Des milliers de manifestants ont envahi les rues du Kenya mercredi 25 juin pour commémorer le premier anniversaire des manifestations anti-fiscales de 2024. Ce nouveau rassemblement, placé sous le signe du refus de la brutalité policière et de la corruption, a tourné à la violence dans plusieurs villes, entraînant la mort d’au moins seize personnes, selon Amnesty Kenya.
Les affrontements, les plus meurtriers depuis les événements de 2024, ont éclaté principalement dans la capitale, Nairobi, où la police a fait usage de gaz lacrymogènes, de canons à eau et de matraques pour disperser les foules. Plusieurs témoins et médias locaux ont signalé que les forces de l’ordre ont également tiré des balles en caoutchouc dans certaines zones de la ville.

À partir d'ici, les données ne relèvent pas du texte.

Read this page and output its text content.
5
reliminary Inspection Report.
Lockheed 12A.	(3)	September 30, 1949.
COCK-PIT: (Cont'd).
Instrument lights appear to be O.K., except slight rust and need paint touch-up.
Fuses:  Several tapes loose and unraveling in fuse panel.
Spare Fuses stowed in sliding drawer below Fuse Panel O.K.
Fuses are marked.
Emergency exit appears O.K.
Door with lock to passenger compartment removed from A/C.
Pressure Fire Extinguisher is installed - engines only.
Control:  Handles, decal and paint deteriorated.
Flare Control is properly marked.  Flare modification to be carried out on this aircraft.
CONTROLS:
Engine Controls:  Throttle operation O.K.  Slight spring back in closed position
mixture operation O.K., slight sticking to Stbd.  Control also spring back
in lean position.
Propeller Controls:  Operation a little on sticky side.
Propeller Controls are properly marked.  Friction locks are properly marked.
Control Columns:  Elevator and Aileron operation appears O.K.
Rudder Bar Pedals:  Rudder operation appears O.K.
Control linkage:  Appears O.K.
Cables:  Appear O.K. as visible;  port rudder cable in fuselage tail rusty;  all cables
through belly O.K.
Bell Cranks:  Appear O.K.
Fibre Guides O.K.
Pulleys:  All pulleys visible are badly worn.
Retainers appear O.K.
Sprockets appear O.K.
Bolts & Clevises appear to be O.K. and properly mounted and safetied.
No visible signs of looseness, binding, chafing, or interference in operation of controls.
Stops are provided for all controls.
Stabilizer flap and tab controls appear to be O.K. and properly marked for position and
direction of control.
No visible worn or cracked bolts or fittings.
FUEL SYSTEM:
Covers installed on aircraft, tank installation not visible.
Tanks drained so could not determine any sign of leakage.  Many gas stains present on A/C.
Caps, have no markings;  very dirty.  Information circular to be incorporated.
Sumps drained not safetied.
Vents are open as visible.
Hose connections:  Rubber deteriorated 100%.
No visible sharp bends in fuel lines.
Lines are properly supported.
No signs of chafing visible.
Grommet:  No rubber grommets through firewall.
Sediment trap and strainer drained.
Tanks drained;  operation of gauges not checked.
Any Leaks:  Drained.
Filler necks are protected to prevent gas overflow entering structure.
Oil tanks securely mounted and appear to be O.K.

Les manifestations du 25 juin ont été organisées pour marquer l’anniversaire des grandes mobilisations de 2024, déclenchées par un projet gouvernemental de hausse des impôts touchant des produits de première nécessité comme le carburant et la nourriture. À l’époque, plus de 60 personnes avaient perdu la vie, et une vingtaine restent toujours portées disparues.
Cette année, le climat était tout aussi tendu. La Commission nationale des droits de l’homme du Kenya a rapporté au moins huit morts dus à des blessures par balle dans plusieurs régions, ainsi que plus de 400 blessés, parmi lesquels des manifestants, des membres des forces de sécurité et des journalistes. L’organisation a aussi dénoncé les tentatives des autorités de restreindre la couverture médiatique des événements, qualifiant cela de violation de la Constitution.

La mort récente d’Albert Ojwang, un commentateur en ligne et enseignant de 31 ans décédé en détention, a ravivé les tensions et galvanisé les appels à la mobilisation.
Le président William Ruto, qui s’exprimait depuis le comté côtier de Kilifi alors que des manifestants tentaient d’atteindre sa résidence officielle, a appelé au calme. « Les manifestations ne devraient pas avoir pour but de détruire la paix au Kenya. Nous n’avons pas d’autre pays où nous tourner lorsque les choses tournent mal », a-t-il déclaré.

L’année dernière, face à la pression populaire, le chef de l’État avait retiré le projet de loi fiscale et limogé son gouvernement. Cette année, la réponse semble davantage axée sur le maintien de l’ordre et la sécurisation des institutions.
Selon plusieurs observateurs, l’ampleur des manifestations du 25 juin et la stratégie de répression adoptée pourraient annoncer une nouvelle série de contestations dans les semaines à venir.